Ellery bolted through the Citadel, her palm weeping blood.

Terror and humiliation warred in her as she stumbled up seemingly endless stairs, past magical marvels and stone corridors, past people who gaped but didn’t try to follow.

A stitch stabbed in her side. Her breaths grew labored and painful.

And unbearable cold stormed within her, as though still purging Valmordion’s fire.

It wasn’t until she burst into the grove that she realized she’d stopped running from Valmordion and started running toward something else.

Ellery slowed, panting, and stared at the alban tree. Branches spiraled toward the sunset, and the trunk was alight with the molten glow of Summer’s final moments, as though the season itself bled out across its bone-white bark. Winter was only minutes away.

Crimson splashed onto the dirt. Ellery could barely make out her palm amidst the bloodied blisters and rows of lacerations. The scent of scorched flesh still lingered in her nostrils.

She needed a healer. But as she made to leave the grove, her legs locked. Her shoulders stiffened. In a freezing flood, her magic sluiced through her, submerging her until her surroundings were muffled and distant. Ellery’s mind gave no protest as her body turned back to the tree of its own accord.
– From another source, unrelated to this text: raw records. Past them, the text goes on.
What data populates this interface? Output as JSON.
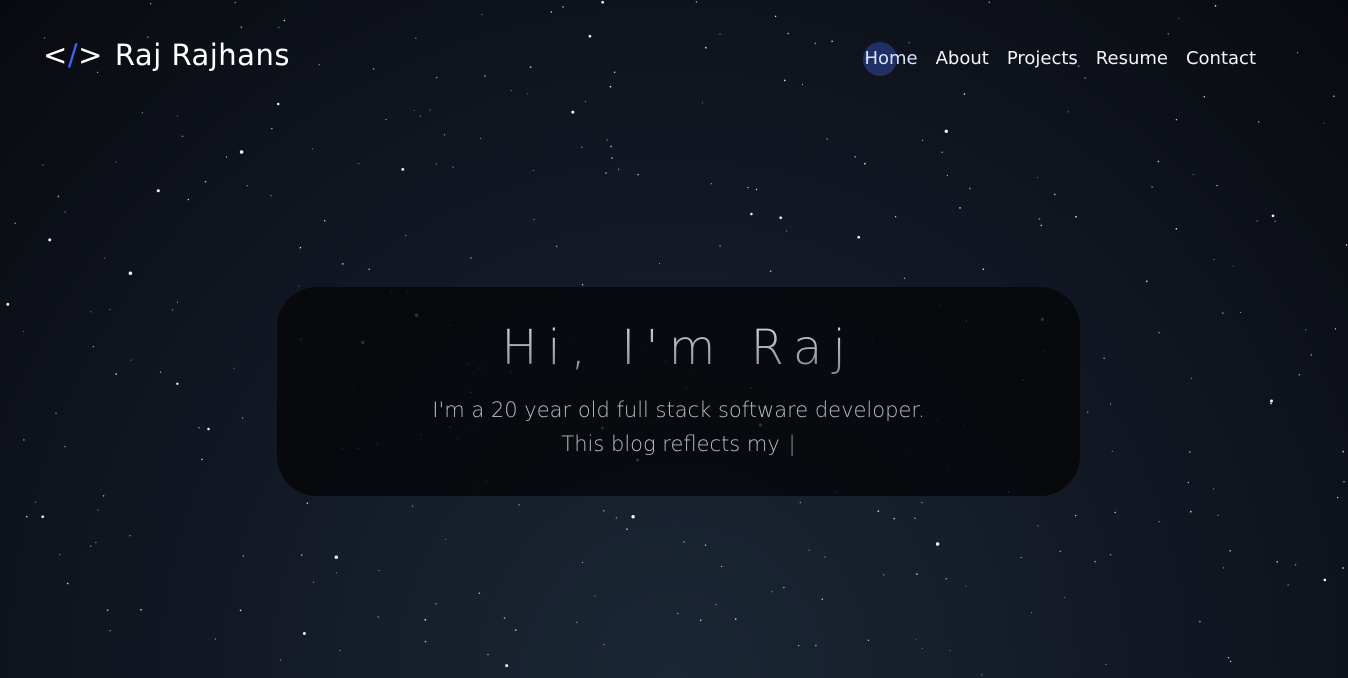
{
  "brand": {
    "code_open": "<",
    "code_slash": "/",
    "code_close": ">",
    "name": "Raj Rajhans",
    "slash_color": "#3b63ff"
  },
  "nav": {
    "items": [
      {
        "label": "Home",
        "active": true
      },
      {
        "label": "About",
        "active": false
      },
      {
        "label": "Projects",
        "active": false
      },
      {
        "label": "Resume",
        "active": false
      },
      {
        "label": "Contact",
        "active": false
      }
    ]
  },
  "hero": {
    "title": "Hi, I'm Raj",
    "subtitle_line1": "I'm a 20 year old full stack software developer.",
    "subtitle_line2": "This blog reflects my",
    "cursor": "|"
  },
  "colors": {
    "bg_center": "#1b2735",
    "bg_edge": "#090a0f",
    "accent": "#3b63ff"
  }
}
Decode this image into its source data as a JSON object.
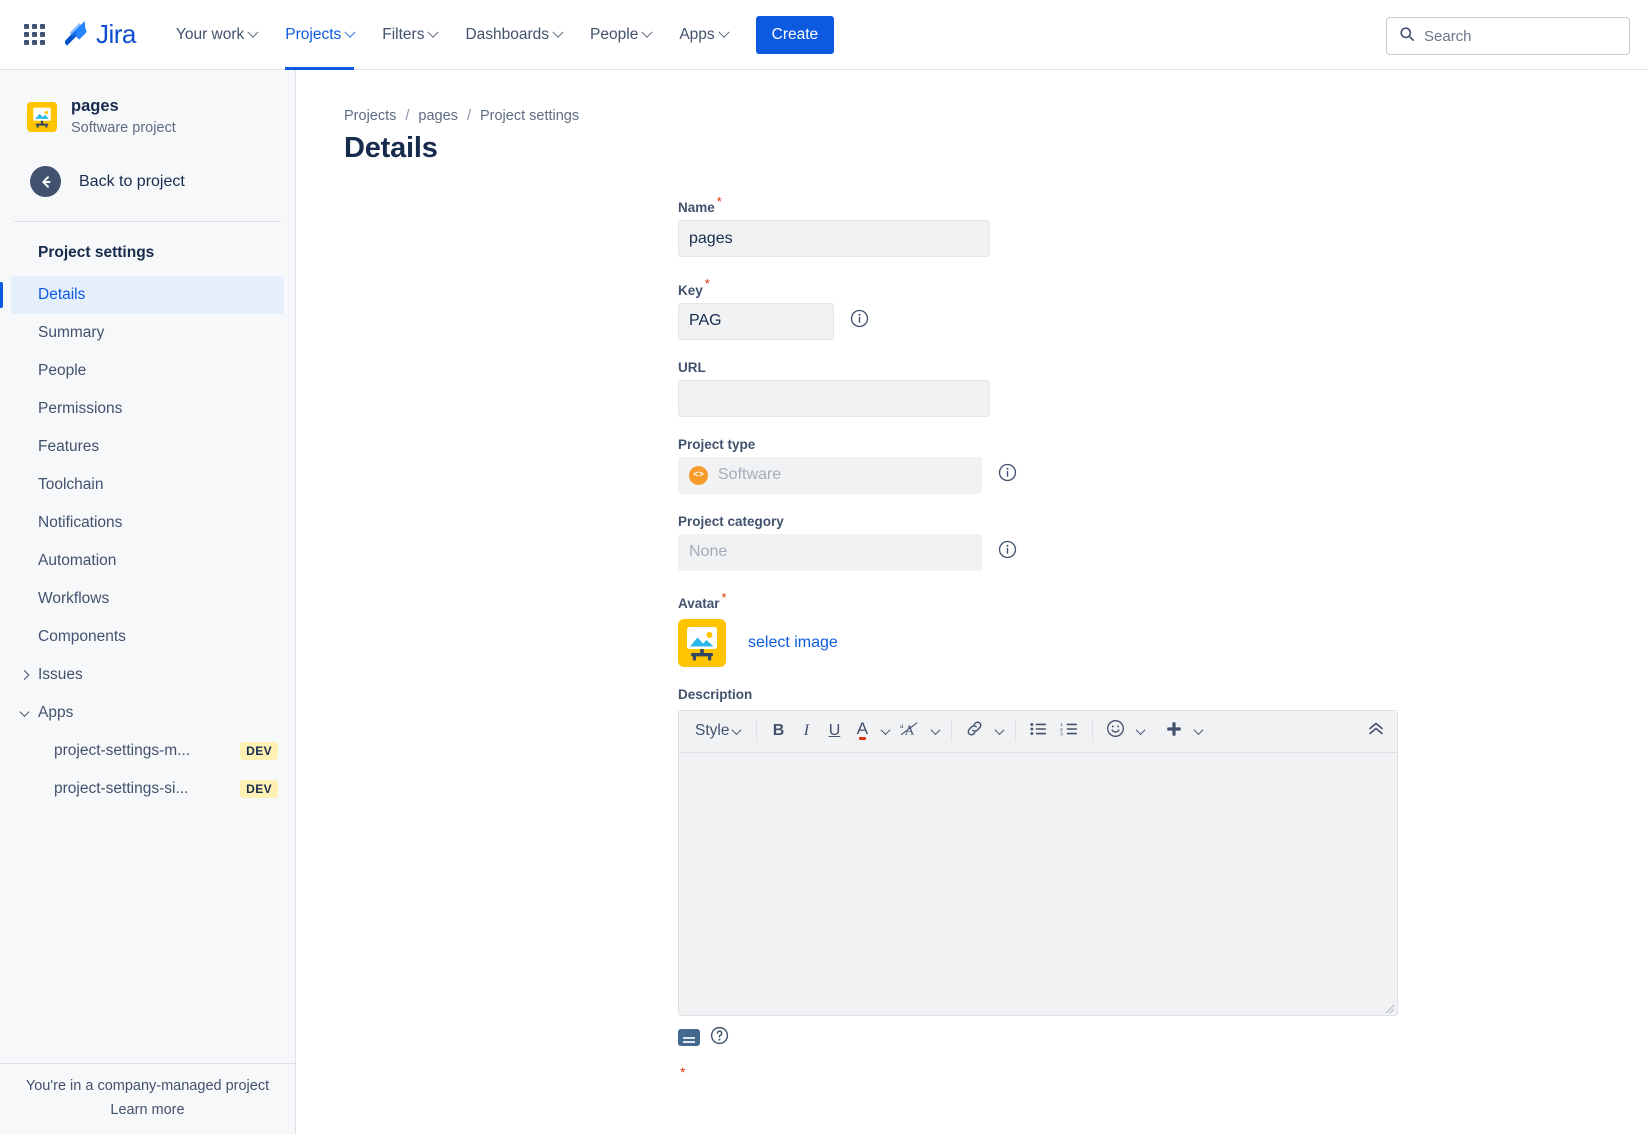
{
  "topnav": {
    "app_switcher_icon": "grid-apps-icon",
    "brand": "Jira",
    "brand_icon": "jira-logo-icon",
    "items": [
      {
        "label": "Your work",
        "has_chevron": true,
        "active": false
      },
      {
        "label": "Projects",
        "has_chevron": true,
        "active": true
      },
      {
        "label": "Filters",
        "has_chevron": true,
        "active": false
      },
      {
        "label": "Dashboards",
        "has_chevron": true,
        "active": false
      },
      {
        "label": "People",
        "has_chevron": true,
        "active": false
      },
      {
        "label": "Apps",
        "has_chevron": true,
        "active": false
      }
    ],
    "create_label": "Create",
    "search_placeholder": "Search",
    "search_value": "",
    "search_icon": "search-icon",
    "accent_color": "#0c5ae0"
  },
  "sidebar": {
    "project_name": "pages",
    "project_subtitle": "Software project",
    "project_avatar_icon": "picture-easel-icon",
    "back_label": "Back to project",
    "back_icon": "arrow-left-icon",
    "section_title": "Project settings",
    "items": [
      {
        "label": "Details",
        "selected": true,
        "type": "leaf"
      },
      {
        "label": "Summary",
        "selected": false,
        "type": "leaf"
      },
      {
        "label": "People",
        "selected": false,
        "type": "leaf"
      },
      {
        "label": "Permissions",
        "selected": false,
        "type": "leaf"
      },
      {
        "label": "Features",
        "selected": false,
        "type": "leaf"
      },
      {
        "label": "Toolchain",
        "selected": false,
        "type": "leaf"
      },
      {
        "label": "Notifications",
        "selected": false,
        "type": "leaf"
      },
      {
        "label": "Automation",
        "selected": false,
        "type": "leaf"
      },
      {
        "label": "Workflows",
        "selected": false,
        "type": "leaf"
      },
      {
        "label": "Components",
        "selected": false,
        "type": "leaf"
      },
      {
        "label": "Issues",
        "selected": false,
        "type": "group",
        "expanded": false
      },
      {
        "label": "Apps",
        "selected": false,
        "type": "group",
        "expanded": true
      }
    ],
    "apps": [
      {
        "label": "project-settings-m...",
        "badge": "DEV"
      },
      {
        "label": "project-settings-si...",
        "badge": "DEV"
      }
    ],
    "footer_text": "You're in a company-managed project",
    "footer_link": "Learn more"
  },
  "breadcrumb": {
    "items": [
      "Projects",
      "pages",
      "Project settings"
    ],
    "separator": "/"
  },
  "page": {
    "title": "Details"
  },
  "form": {
    "name": {
      "label": "Name",
      "required": true,
      "value": "pages"
    },
    "key": {
      "label": "Key",
      "required": true,
      "value": "PAG",
      "info_icon": "info-icon"
    },
    "url": {
      "label": "URL",
      "required": false,
      "value": "",
      "placeholder": ""
    },
    "project_type": {
      "label": "Project type",
      "required": false,
      "value": "Software",
      "disabled": true,
      "type_icon": "code-brackets-icon",
      "type_icon_color": "#f79b2b",
      "info_icon": "info-icon"
    },
    "project_category": {
      "label": "Project category",
      "required": false,
      "value": "None",
      "disabled": true,
      "info_icon": "info-icon"
    },
    "avatar": {
      "label": "Avatar",
      "required": true,
      "avatar_icon": "picture-easel-icon",
      "select_label": "select image"
    },
    "description": {
      "label": "Description",
      "value": "",
      "toolbar": {
        "style_label": "Style",
        "buttons": [
          {
            "name": "style-dropdown",
            "glyph": "Style",
            "chevron": true
          },
          {
            "name": "bold-button",
            "glyph": "B",
            "chevron": false
          },
          {
            "name": "italic-button",
            "glyph": "I",
            "chevron": false
          },
          {
            "name": "underline-button",
            "glyph": "U",
            "chevron": false
          },
          {
            "name": "text-color-button",
            "glyph": "A",
            "chevron": true
          },
          {
            "name": "more-formatting-button",
            "glyph": "ᵃA",
            "chevron": true
          },
          {
            "name": "link-button",
            "glyph": "link",
            "chevron": true
          },
          {
            "name": "bullet-list-button",
            "glyph": "bullets",
            "chevron": false
          },
          {
            "name": "numbered-list-button",
            "glyph": "numbers",
            "chevron": false
          },
          {
            "name": "emoji-button",
            "glyph": "emoji",
            "chevron": true
          },
          {
            "name": "insert-more-button",
            "glyph": "plus",
            "chevron": true
          },
          {
            "name": "collapse-toolbar-button",
            "glyph": "chevrons-up",
            "chevron": false
          }
        ],
        "text_color_underline": "#de350b"
      },
      "footer_icons": [
        {
          "name": "markdown-badge-icon"
        },
        {
          "name": "help-circle-icon"
        }
      ]
    }
  }
}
The alban groaned and shifted. Its wooden trunk creaked open, revealing an indent in the ancient wood.

Dimly, Ellery recognized its diamond shape.

Her fingers closed over the alban pit from her pocket. Her feet carried her to the tree.
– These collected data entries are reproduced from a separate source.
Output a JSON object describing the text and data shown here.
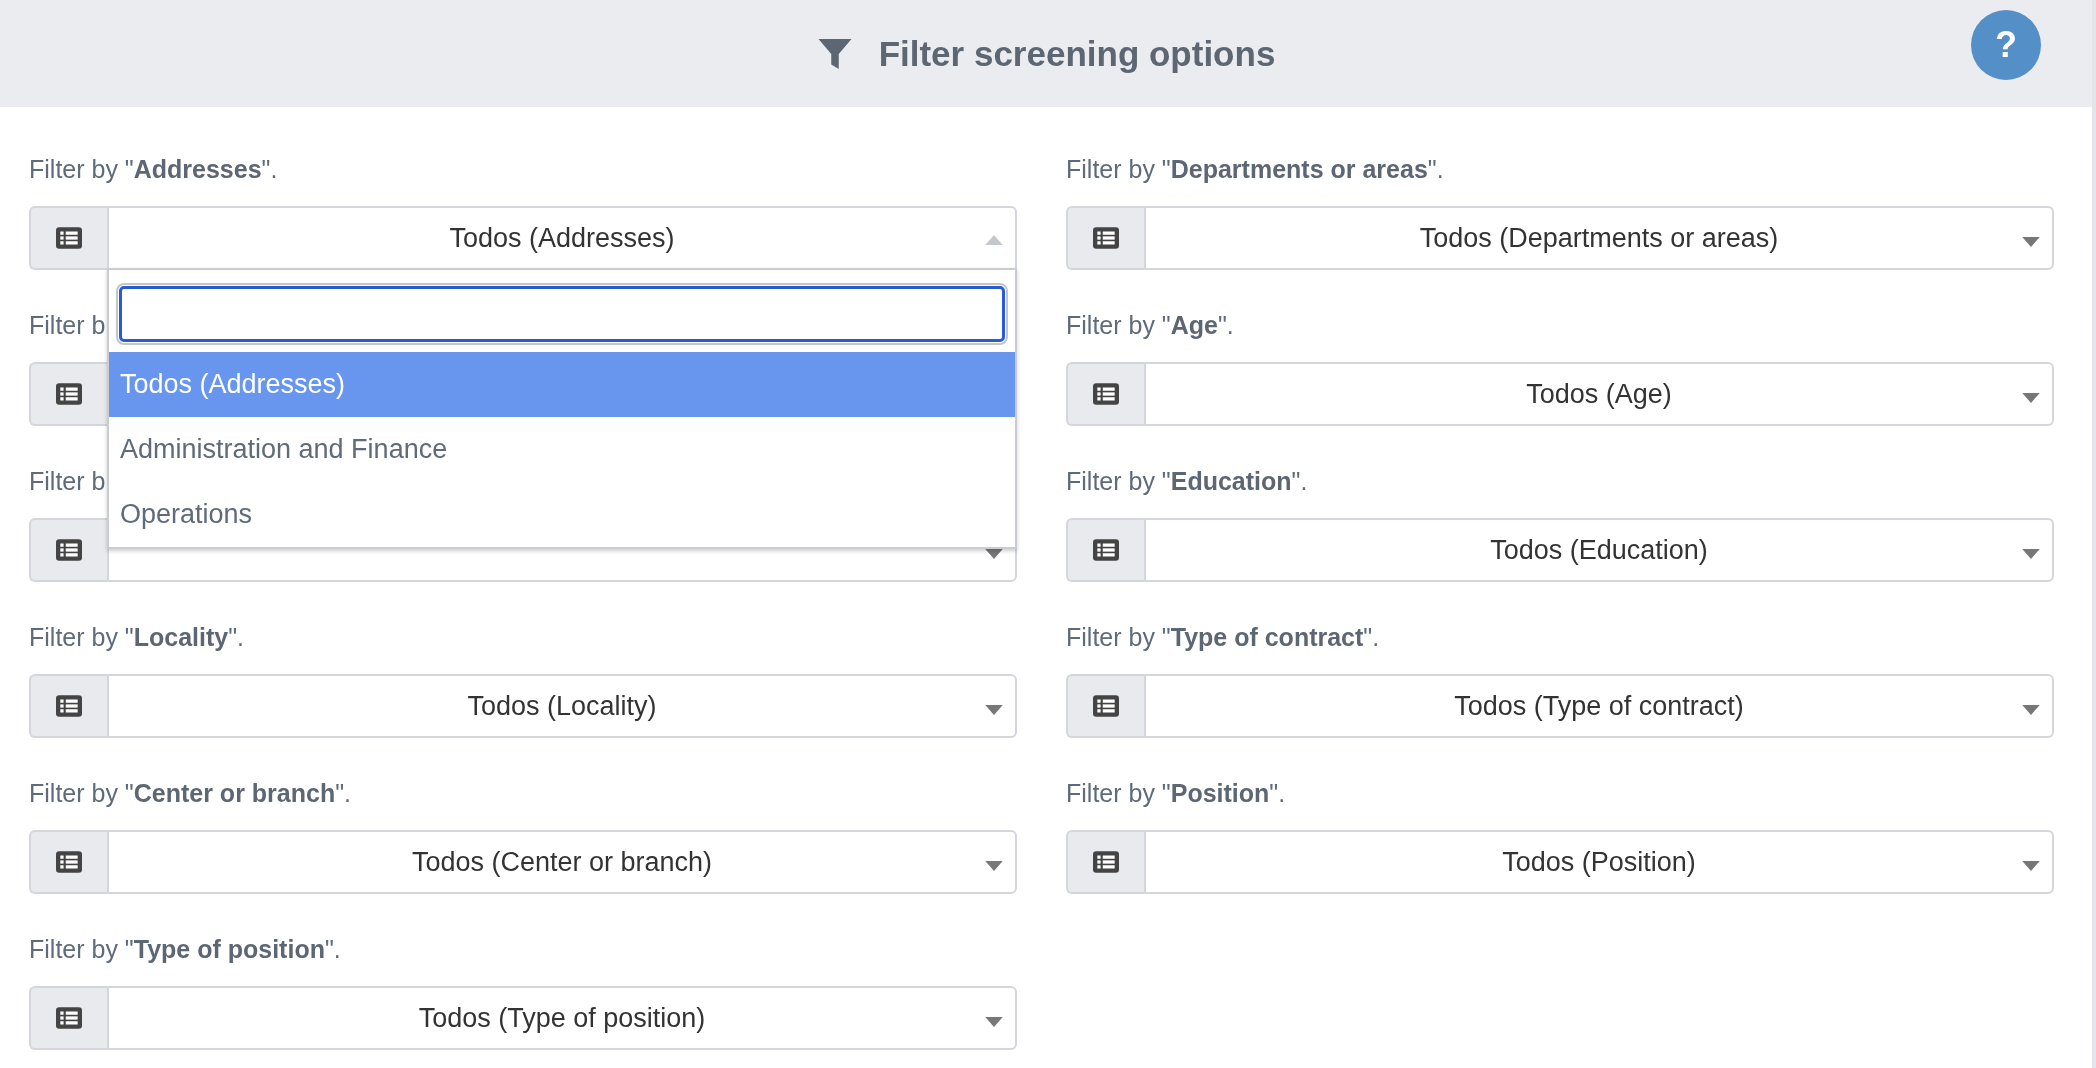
{
  "header": {
    "title": "Filter screening options",
    "help_button": "?"
  },
  "columns": [
    {
      "filters": [
        {
          "label": "Filter by \"**Addresses**\".",
          "value": "Todos (Addresses)",
          "expanded": true,
          "dropdown": {
            "options": [
              {
                "label": "Todos (Addresses)",
                "selected": true
              },
              {
                "label": "Administration and Finance",
                "selected": false
              },
              {
                "label": "Operations",
                "selected": false
              }
            ]
          }
        },
        {
          "label": "Filter b"
        },
        {
          "label": "Filter b"
        },
        {
          "label": "Filter by \"**Locality**\".",
          "value": "Todos (Locality)",
          "expanded": false
        },
        {
          "label": "Filter by \"**Center or branch**\".",
          "value": "Todos (Center or branch)",
          "expanded": false
        },
        {
          "label": "Filter by \"**Type of position**\".",
          "value": "Todos (Type of position)",
          "expanded": false
        }
      ]
    },
    {
      "filters": [
        {
          "label": "Filter by \"**Departments or areas**\".",
          "value": "Todos (Departments or areas)",
          "expanded": false
        },
        {
          "label": "Filter by \"**Age**\".",
          "value": "Todos (Age)",
          "expanded": false
        },
        {
          "label": "Filter by \"**Education**\".",
          "value": "Todos (Education)",
          "expanded": false
        },
        {
          "label": "Filter by \"**Type of contract**\".",
          "value": "Todos (Type of contract)",
          "expanded": false
        },
        {
          "label": "Filter by \"**Position**\".",
          "value": "Todos (Position)",
          "expanded": false
        }
      ]
    }
  ]
}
And just as an alban in Nordmere had given that pit to Ellery eleven years ago, Ellery pushed it into the trunk, and gave it back.
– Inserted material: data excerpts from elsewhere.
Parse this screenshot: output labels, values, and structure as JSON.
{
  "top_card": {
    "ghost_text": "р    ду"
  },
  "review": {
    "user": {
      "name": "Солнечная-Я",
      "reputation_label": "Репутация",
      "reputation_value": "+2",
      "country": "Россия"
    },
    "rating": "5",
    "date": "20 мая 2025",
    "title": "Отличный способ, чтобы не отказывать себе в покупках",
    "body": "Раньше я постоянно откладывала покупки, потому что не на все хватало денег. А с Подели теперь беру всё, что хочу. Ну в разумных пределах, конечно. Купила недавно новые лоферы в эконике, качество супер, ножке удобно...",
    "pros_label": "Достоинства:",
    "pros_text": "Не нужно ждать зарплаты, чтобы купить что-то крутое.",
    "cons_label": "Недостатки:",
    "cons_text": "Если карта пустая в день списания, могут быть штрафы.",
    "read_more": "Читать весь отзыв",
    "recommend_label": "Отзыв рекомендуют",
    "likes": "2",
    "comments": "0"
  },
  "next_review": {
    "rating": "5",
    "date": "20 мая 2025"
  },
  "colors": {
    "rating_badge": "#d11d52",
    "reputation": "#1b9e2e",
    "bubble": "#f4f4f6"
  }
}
As she drew away, silver gleamed across the divot. The pit vanished, and frost spiraled across the bark.

A single branch lowered and brushed her forehead, gentle as a kiss.

Ellery’s blood-soaked hand reached for it.

As soon as she grasped it, her magic burst forth, swelling, yearning.

It seeped into the alban wood—and collided with power of an unfathomable magnitude.

She gasped for breaths that couldn’t come as she was assailed with inexplicable images.

Snow so bright it seared her retinas. Iridescent ice crusted across a river.

Silver plums blooming, a banquet, a bounty.

Winds that gusted across entire forests with the ease of a sigh, a laugh.

Frost crept up Ellery’s arm, and a chill like none other stole through her. Like a veil draping over the world, her vision changed, colors muting but details sharpening, the grove now cast in a cool-toned glow.

The branch cracked off in her hand.

And transformed.

Vines sprouted from the gnarled wood, studded with thorns.

They looped and coiled around the shaft, gleaming, while the hilt of the branch molded perfectly to Ellery’s hand.

Silver light pulsed inside its core, like a heartbeat.

And finally, ice clustered atop the wickedly sharp tip, then froze into a crystalline crust.

Winter arrived in Alderland, and Ellery felt it roaring free, a hold loosened, a dam burst. The rest of the grove withered, Summer leaves mottled with decay as the wind tore them from their branches, tugging at Ellery’s hair. Her breath fogged. Snow flurried through the air.

Ellery’s reverie shattered as she took in what she held.

Something impossible. Something terrible.

A Living Wand that belonged not to Summer, but to Winter.